A partir del uso de tejido pulmonar congelado de víctimas de la gripe de 1918, se ha deducido la secuencia genómica completa del virus de la gripe española. La secuencia y el análisis filogenético de los genes del virus de la gripe de 1918 muestra que son los virus más parecidos a los aviares entre los virus adaptados a mamíferos. Este hallazgo apoya la hipótesis de que el virus pandémico contiene genes derivados de cepas del virus de la gripe aviar, y que el virus de 1918 es el ancestro común de los virus de la gripe porcina H1N1 clásica, tanto en humanos como en cerdos.

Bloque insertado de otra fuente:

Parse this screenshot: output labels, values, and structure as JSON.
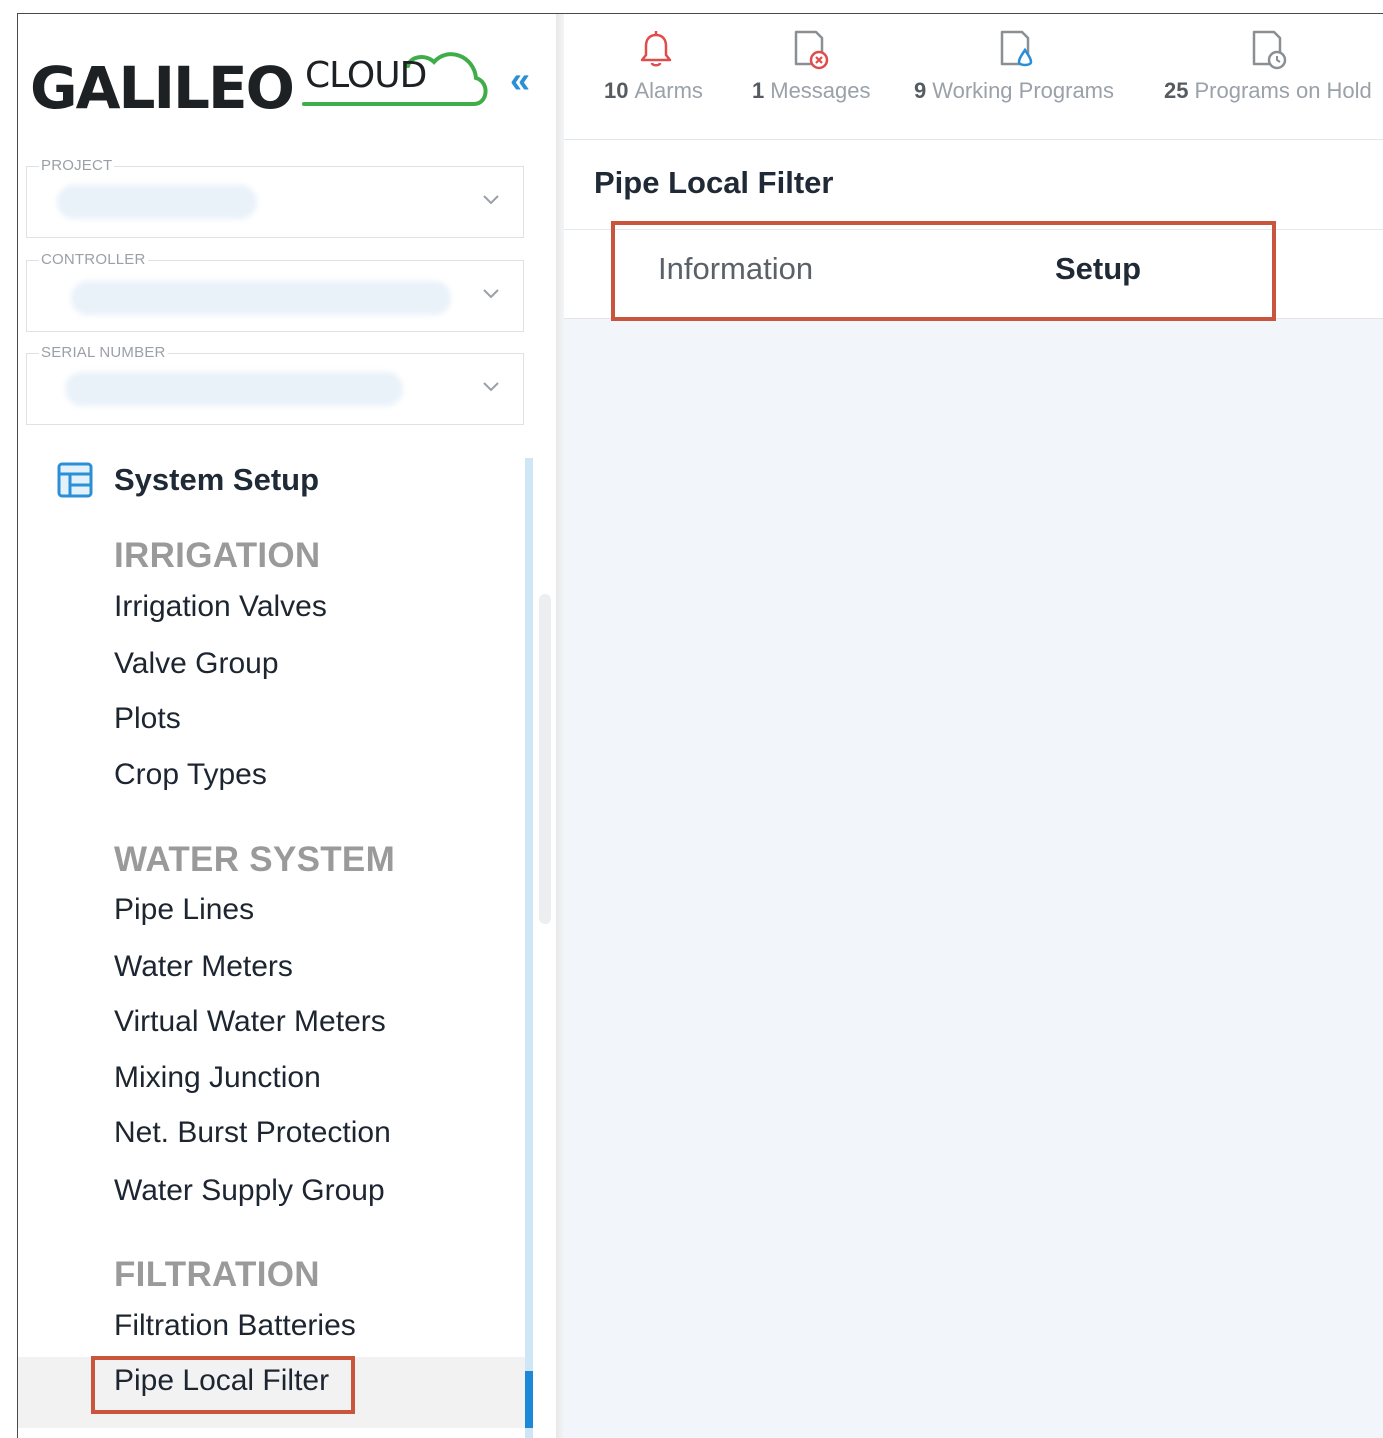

La relación entre el virus de 1918 con los virus de la gripe aviar se ve apoyada por un trabajo en el que se resolvió la estructura cristalina de la proteína hemaglutinina (HA) de 1918. Ni los genes de 1918 de la hemaglutinina (HA), ni los de la neuraminidasa (NA) poseen mutaciones conocidas como para aumentar la virulencia de otras cepas de virus de la gripe como A/WSN/33 o los virus de alta patogenicidad H5 y H7 de la gripe aviar. Usando la genética inversa, se vio que el virus de la gripe que contiene HA y Na de 1918 en un fondo de virus de gripe humana fue letal en ratones. El virus completo de 1918 fue aún más virulento en ratones. La base genotípica de esta virulencia aún no se ha dilucidado.

Antes de los análisis sobre el virus de 1918, sólo dos cepas del virus de la gripe pandémica estaban disponibles para el análisis molecular: la cepa del virus H2N2 de 1957 y la cepa del virus H3N2 de 1968. La pandemia de 1957 fue el resultado de la aparición de un virus de la gripe recombinado en el que tanto HA como NA habían sido reemplazados por segmentos de genes estrechamente relacionados con los de las cepas de virus aviares.

La pandemia de 1968 surgió con la aparición de una cepa de virus en la que el gen de la HA del subtipo H2 se intercambió con un segmento de ARN de HA H3 derivado de virus aviar, mientras que conservaba el gen derivado de N2 en 1957. Más recientemente se ha demostrado que el gen PB1 fue reemplazado tanto en las cepas del virus de 1957 como las de 1968, también con una derivación aviar probable en ambos casos. Los cinco segmentos de ARN que codifican PA, PB2, la nucleoproteína, la matriz, y las proteínas no estructurales, todos fueron preservados de las cepas del virus H1N1 que circulaban antes de 1957. Estos segmentos fueron probablemente los descendientes directos de los genes presentes en el virus de 1918. Dado que sólo las cepas del virus pandémico de la gripe de 1957 y de 1968 han estado disponibles para el análisis de secuencias, no está claro qué cambios son necesarios para el surgimiento de una cepa de virus con potencial pandémico. El análisis de la secuencia del virus de la gripe de 1918 nos permite abordar potencialmente la base genética de la virulencia y la adaptación humana.